Sea to Table is a New York based organization which seeks out locally and sustainably managed fisheries needing better access to direct markets and provides a direct connection between fishermen and chefs. In a recent interview, Sean Dimin of Sea to Table told me about the high level of interest that was shown when lionfish was made available in several restaurants in the test markets of New York and Chicago. “With a few boxes and plenty of conversations around the country, we feel there is a large enough market to tackle this problem,” Dimin commented.
That lionfish tastes delicious is a large success factor. Although it could be sold through a conservation story, people would only go so far in supporting the effort if the taste wasn’t there. But the lionfish feeds on small crustaceans and fish, and has a similar taste to snapper. The delicate, snow white flesh has an almost sweet flavor.
Now that the market has been found, Sea to Table is working on creating a reliable supply. The challenge is that conventional harvesting methods, such as hooks and lines, don’t work. Lionfish are top predators, not scavengers which might feed on already dead animals such as bait in a fish trap. Sea to Table has been working with National Oceanic and Atmospheric Administration (NOAA) off the coast of North Carolina, as well as with a number of dive outfits, to try to find a solution. One method that works is using live bait.

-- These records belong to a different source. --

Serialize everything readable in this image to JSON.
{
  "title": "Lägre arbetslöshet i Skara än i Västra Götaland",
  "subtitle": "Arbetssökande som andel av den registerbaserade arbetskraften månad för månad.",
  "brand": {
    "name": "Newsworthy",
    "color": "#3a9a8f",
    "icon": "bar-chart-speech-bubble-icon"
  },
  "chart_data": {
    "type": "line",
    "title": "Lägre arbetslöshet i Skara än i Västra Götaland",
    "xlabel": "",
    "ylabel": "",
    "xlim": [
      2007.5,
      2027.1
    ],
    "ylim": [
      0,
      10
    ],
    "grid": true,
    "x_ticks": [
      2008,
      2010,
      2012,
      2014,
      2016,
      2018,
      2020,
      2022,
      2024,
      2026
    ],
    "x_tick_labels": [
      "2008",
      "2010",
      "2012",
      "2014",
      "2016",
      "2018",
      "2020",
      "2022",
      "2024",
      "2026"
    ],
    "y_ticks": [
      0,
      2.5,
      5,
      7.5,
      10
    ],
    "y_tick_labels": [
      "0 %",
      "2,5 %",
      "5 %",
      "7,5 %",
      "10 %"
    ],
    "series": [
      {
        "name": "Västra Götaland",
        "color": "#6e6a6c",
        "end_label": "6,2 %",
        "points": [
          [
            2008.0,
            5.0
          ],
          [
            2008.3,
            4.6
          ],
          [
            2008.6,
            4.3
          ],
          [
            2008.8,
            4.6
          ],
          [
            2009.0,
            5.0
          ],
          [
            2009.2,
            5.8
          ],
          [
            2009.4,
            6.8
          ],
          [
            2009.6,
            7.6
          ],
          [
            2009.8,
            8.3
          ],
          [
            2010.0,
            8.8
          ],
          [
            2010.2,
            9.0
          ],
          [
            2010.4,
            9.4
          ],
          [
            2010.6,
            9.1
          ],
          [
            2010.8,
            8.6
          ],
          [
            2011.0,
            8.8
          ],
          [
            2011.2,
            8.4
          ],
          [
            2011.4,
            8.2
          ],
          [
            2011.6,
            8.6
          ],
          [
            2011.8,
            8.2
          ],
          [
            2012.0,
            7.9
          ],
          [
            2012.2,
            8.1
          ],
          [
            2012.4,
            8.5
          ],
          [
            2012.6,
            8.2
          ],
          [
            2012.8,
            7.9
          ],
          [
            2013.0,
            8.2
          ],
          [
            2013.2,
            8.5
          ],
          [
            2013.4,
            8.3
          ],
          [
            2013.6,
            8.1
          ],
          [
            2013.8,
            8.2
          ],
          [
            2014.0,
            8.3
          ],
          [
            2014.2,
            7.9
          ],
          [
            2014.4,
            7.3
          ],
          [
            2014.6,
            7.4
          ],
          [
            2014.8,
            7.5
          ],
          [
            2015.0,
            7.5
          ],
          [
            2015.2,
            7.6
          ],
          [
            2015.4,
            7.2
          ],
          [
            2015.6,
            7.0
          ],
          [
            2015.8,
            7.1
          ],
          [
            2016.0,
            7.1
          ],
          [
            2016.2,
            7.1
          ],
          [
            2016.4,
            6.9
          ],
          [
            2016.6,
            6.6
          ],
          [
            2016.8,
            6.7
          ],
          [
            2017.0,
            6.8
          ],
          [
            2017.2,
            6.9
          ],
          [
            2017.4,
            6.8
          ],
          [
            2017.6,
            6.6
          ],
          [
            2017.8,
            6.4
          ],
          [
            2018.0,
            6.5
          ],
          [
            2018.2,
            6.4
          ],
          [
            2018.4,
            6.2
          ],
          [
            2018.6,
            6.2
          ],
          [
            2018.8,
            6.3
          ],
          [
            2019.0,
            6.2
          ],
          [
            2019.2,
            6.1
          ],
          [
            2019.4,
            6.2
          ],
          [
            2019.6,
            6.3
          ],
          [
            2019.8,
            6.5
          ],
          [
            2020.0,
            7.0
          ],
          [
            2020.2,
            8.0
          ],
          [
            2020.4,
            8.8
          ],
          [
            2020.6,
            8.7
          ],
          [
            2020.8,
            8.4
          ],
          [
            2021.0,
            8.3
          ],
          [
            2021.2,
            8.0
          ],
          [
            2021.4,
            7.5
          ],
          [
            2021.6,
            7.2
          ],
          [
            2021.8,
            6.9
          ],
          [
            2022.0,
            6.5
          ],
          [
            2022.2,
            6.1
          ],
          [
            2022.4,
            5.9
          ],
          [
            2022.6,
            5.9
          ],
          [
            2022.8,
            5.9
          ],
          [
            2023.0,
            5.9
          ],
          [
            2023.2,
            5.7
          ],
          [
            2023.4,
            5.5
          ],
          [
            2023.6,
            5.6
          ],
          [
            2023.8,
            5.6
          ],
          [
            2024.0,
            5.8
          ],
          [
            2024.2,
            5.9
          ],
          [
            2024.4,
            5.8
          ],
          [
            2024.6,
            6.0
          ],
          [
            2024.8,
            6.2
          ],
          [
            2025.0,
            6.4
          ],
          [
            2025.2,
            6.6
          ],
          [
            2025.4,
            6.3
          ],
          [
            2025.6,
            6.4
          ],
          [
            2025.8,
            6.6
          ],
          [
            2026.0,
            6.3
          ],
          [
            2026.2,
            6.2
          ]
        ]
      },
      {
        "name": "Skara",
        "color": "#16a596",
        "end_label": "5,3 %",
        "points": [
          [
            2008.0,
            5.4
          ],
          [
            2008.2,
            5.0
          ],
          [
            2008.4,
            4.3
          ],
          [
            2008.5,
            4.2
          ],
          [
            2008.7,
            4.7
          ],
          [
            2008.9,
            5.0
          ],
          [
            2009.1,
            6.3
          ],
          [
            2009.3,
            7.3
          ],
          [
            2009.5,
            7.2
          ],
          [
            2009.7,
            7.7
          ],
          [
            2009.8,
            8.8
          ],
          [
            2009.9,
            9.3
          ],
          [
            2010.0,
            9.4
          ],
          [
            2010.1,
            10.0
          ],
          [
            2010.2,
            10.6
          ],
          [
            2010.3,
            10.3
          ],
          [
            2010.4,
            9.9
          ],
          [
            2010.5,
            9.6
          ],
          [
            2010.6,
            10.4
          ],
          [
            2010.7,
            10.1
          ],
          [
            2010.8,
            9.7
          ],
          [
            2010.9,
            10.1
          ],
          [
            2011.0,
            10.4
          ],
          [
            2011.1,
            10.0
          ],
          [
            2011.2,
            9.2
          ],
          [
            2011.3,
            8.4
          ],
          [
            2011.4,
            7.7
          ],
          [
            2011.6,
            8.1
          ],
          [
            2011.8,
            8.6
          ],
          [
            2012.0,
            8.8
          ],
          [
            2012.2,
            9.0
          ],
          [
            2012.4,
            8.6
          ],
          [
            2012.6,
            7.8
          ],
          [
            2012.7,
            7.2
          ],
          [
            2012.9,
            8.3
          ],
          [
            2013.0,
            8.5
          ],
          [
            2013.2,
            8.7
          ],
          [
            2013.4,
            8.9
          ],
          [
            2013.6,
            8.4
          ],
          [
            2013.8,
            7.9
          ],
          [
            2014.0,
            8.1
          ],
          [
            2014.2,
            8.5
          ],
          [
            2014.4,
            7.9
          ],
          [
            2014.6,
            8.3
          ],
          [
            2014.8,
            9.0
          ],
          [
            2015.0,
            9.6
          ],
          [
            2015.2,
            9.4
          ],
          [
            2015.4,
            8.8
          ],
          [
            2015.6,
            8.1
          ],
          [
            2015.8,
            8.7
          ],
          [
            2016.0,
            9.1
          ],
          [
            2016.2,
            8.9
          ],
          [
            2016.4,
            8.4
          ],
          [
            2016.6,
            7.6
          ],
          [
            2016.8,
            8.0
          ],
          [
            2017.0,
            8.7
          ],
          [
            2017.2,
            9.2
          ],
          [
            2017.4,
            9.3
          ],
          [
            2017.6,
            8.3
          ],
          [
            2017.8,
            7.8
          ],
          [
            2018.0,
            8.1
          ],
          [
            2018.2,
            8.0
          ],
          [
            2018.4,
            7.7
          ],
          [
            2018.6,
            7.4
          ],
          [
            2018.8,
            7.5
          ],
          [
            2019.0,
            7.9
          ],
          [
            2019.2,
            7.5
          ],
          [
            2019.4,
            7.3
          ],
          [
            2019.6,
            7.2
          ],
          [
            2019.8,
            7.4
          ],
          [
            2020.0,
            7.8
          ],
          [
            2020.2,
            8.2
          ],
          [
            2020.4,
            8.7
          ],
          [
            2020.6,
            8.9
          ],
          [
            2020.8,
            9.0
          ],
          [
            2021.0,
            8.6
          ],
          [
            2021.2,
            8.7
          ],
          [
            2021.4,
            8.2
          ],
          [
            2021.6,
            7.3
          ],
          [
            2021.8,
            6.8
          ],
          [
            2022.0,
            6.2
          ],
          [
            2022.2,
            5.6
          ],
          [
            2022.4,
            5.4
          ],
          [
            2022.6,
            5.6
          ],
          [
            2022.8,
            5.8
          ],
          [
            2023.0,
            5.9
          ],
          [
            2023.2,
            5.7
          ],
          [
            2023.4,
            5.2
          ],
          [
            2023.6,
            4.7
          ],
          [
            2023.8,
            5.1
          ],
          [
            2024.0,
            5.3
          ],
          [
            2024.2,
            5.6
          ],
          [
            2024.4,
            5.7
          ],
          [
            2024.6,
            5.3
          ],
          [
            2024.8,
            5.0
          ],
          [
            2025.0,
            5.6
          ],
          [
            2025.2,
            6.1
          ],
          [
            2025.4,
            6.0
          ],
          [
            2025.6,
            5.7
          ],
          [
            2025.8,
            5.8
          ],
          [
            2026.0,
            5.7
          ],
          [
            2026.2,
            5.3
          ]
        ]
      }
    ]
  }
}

When live bait fish are put into a 2 litre soda bottle and then placed into a fish trap, the lionfish think it’s a school of small fish and enter the trap, becoming trapped themselves. The live bait can be used again and again, unlike dead bait.
Dimin also mentioned “the largest of the fish processors in the Bahamas are working to develop traps and are also working on putting bounties out there for spear fishermen to go and harvest” as many lionfish as possible. Bounties were used previously but became too expensive to maintain when the number of lionfish exceeded the budget. But bounties become affordable when paid by a fish processing plant that sells the fish. “It’s a commercialization of directed overfishing”, suggests Dimin.
So if a reliable supply can be obtained, human appetites for healthy and delicious foods might just eat this menacing species out of existence in the areas it causes harm. It looks like this invasive species story is heading towards a deliciously happy ending.